Quando la polizia ha lanciato l’operazione Fenix, alcuni media hanno annunciato che la SRB (Rete di Cellule Rivoluzionarie) era stata dispersa. Ciononostante, i sabotaggi e gli attacchi incendiari sono continuati, il loro numero è aumentato. È presto diventato ovvio che sarebbe stato difficile associare gli accusati a queste azioni, così la polizia ha incominciato ad “investigare”.

Si sono concentrati sugli interrogatori, sulle analisi del materiale sequestrato durante le perquisizioni ed anche sulle filature dei compas. Fra questi vi era pure l’anarchico Lukáš Borl, che ha deciso di entrare in clandestinità alla fine dell’estate, a causa delle vessazioni da parte della polizia ai suoi danni ed ai danni dei suoi cari.
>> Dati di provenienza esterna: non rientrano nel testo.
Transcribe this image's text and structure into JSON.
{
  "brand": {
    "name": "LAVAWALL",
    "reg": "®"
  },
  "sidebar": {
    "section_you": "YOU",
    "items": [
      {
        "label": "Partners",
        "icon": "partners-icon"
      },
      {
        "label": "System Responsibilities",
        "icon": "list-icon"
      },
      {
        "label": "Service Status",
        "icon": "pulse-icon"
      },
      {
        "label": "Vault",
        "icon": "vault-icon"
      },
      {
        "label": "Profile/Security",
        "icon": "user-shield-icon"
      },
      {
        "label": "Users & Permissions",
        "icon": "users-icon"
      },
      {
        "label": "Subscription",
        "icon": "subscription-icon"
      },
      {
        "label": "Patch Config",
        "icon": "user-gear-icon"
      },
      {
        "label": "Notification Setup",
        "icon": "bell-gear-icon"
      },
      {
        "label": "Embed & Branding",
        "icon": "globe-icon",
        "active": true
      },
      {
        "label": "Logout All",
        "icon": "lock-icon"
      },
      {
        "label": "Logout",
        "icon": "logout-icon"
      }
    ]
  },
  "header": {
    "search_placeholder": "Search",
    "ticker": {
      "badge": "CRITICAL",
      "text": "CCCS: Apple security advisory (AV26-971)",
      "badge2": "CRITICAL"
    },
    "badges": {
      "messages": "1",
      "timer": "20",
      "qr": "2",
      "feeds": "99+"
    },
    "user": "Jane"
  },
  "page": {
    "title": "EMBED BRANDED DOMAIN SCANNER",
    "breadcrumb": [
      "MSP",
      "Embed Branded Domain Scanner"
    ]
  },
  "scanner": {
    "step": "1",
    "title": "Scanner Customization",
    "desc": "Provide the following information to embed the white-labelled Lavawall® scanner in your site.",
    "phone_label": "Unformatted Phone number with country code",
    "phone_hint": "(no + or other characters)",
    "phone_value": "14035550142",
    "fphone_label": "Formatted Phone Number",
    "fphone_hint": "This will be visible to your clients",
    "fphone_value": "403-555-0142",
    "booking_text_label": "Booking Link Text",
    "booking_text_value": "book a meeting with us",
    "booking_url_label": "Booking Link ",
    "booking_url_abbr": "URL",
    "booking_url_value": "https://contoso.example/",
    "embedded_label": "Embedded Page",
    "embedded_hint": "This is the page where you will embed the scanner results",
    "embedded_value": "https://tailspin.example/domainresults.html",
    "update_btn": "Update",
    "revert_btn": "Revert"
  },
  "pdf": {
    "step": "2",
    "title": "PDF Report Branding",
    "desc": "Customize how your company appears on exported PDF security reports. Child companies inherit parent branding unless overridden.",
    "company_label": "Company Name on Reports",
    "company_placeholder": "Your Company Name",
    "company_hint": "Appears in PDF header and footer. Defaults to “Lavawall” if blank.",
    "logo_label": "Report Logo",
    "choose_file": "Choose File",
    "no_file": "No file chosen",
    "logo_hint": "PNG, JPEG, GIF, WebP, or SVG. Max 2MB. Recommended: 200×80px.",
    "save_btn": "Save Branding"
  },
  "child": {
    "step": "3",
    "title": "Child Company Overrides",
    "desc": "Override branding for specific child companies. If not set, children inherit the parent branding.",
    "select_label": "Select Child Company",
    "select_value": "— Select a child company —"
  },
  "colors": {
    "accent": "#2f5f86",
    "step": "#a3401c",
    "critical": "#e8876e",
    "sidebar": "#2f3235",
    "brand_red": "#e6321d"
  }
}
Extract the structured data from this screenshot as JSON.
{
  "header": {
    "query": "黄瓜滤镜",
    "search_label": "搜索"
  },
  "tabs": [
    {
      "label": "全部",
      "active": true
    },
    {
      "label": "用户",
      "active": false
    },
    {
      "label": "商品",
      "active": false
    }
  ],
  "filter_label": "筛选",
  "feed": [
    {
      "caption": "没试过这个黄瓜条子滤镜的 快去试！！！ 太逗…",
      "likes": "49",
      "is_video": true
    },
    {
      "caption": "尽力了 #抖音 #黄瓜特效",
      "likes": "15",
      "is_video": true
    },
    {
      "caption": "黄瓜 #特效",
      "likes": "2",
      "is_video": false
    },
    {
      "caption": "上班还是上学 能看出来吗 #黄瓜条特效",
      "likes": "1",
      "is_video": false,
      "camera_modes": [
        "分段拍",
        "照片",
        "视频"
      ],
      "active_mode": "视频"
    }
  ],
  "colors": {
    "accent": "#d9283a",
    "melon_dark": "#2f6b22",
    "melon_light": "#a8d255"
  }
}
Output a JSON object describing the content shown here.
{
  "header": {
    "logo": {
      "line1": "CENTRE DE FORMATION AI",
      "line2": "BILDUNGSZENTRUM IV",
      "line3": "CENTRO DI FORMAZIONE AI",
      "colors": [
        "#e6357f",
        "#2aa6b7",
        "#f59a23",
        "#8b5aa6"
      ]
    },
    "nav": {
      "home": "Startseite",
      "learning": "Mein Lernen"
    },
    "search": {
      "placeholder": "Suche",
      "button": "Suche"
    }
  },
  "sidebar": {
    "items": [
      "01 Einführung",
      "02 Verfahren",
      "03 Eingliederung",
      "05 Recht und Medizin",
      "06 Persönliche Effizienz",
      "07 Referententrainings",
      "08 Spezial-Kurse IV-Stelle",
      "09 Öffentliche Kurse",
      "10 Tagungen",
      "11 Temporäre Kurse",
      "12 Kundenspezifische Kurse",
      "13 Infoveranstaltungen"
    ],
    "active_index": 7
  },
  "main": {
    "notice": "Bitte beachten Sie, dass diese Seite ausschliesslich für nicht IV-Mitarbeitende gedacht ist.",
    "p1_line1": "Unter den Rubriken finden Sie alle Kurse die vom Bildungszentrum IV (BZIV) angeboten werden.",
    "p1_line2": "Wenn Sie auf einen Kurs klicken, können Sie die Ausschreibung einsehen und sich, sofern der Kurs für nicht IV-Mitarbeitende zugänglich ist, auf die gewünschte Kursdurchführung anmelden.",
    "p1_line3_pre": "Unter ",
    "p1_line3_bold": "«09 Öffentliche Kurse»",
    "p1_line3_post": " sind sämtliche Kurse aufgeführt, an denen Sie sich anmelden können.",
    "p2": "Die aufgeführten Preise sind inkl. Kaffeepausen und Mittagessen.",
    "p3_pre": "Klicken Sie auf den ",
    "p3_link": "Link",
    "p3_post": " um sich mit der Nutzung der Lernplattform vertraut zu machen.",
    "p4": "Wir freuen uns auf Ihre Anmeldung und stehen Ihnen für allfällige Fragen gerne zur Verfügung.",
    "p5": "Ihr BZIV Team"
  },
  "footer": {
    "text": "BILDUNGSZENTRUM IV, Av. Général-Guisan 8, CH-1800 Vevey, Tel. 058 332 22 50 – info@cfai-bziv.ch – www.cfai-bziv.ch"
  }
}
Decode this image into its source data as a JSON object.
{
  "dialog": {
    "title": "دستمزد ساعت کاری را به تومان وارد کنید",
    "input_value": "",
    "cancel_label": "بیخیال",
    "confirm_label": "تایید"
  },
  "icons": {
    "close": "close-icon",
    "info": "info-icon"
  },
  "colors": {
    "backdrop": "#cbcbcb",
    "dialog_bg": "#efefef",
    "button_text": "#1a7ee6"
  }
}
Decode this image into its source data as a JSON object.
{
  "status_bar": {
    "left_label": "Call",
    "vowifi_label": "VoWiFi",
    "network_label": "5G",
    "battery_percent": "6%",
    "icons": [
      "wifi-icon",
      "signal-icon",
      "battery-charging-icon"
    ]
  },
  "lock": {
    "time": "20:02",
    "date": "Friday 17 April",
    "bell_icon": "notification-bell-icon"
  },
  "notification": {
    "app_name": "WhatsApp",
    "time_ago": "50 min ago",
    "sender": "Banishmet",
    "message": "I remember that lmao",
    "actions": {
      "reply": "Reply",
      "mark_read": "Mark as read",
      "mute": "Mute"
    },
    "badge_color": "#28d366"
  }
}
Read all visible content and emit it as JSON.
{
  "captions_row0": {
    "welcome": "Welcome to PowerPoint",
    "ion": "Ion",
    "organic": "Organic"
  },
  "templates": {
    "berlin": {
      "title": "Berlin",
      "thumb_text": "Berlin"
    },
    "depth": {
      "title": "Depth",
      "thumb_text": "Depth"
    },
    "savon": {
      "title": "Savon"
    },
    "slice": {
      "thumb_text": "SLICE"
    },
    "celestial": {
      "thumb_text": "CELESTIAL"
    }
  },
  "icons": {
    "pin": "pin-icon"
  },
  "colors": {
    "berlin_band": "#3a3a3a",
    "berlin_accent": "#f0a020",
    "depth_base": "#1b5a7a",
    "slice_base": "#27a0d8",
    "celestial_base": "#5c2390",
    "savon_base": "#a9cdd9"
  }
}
Nell’inverno 2016, la polizia ha spiccato un mandato di cattura contro Lukáš, descritto come armato e pericoloso. A partire da quel momento, possiamo parlare dell’inizio dell’operazione Fenix II.

Il 4 ottobre, Lukáš è stato arrestato a Most dal poliziotto Zdeněk Prošek. Questi gli ha letto i capi d’imputazione, di cui Lukáš era stato accusato molti mesi prima, in sua assenza. Lukáš ha scoperto solo in quel momento di cosa si trattava.

Lukáš era stato accusato della “creazione, sostegno e propaganda di un movimento tendente alla soppressione dei diritti e delle libertà pubbliche”. Secondo la polizia, era all’origine della Rete di Cellule Rivoluzionarie (SRB), aveva partecipato ad alcune sue azioni, scritto alcuni dei comunicati della SRB e li aveva pubblicati tutti sul sito internet Asociaice Alerta. Gli inquirenti sostengono inoltre che sarebbe responsabile di quattro distruzioni di proprietà privata. In due casi si tratta di incendi di macchine della polizia. In un caso si tratta si un attacco incendiario contro l’entrata di un negozio. L’ultimo è una scritta su un muro della prigione Ruzyně, a Praga. Per finire, la polizia sostiene che ha ricattato il proprietario del ristorante Řízkárna, conosciuto per non pagare i suoi dipendenti. Più tardi, hanno a Asociaice Alerta aggiunto l’accusa di falsificazione di documenti. In particolare di una carta d’identità polacca, che Lukáš aveva con sé al momento dell’arresto.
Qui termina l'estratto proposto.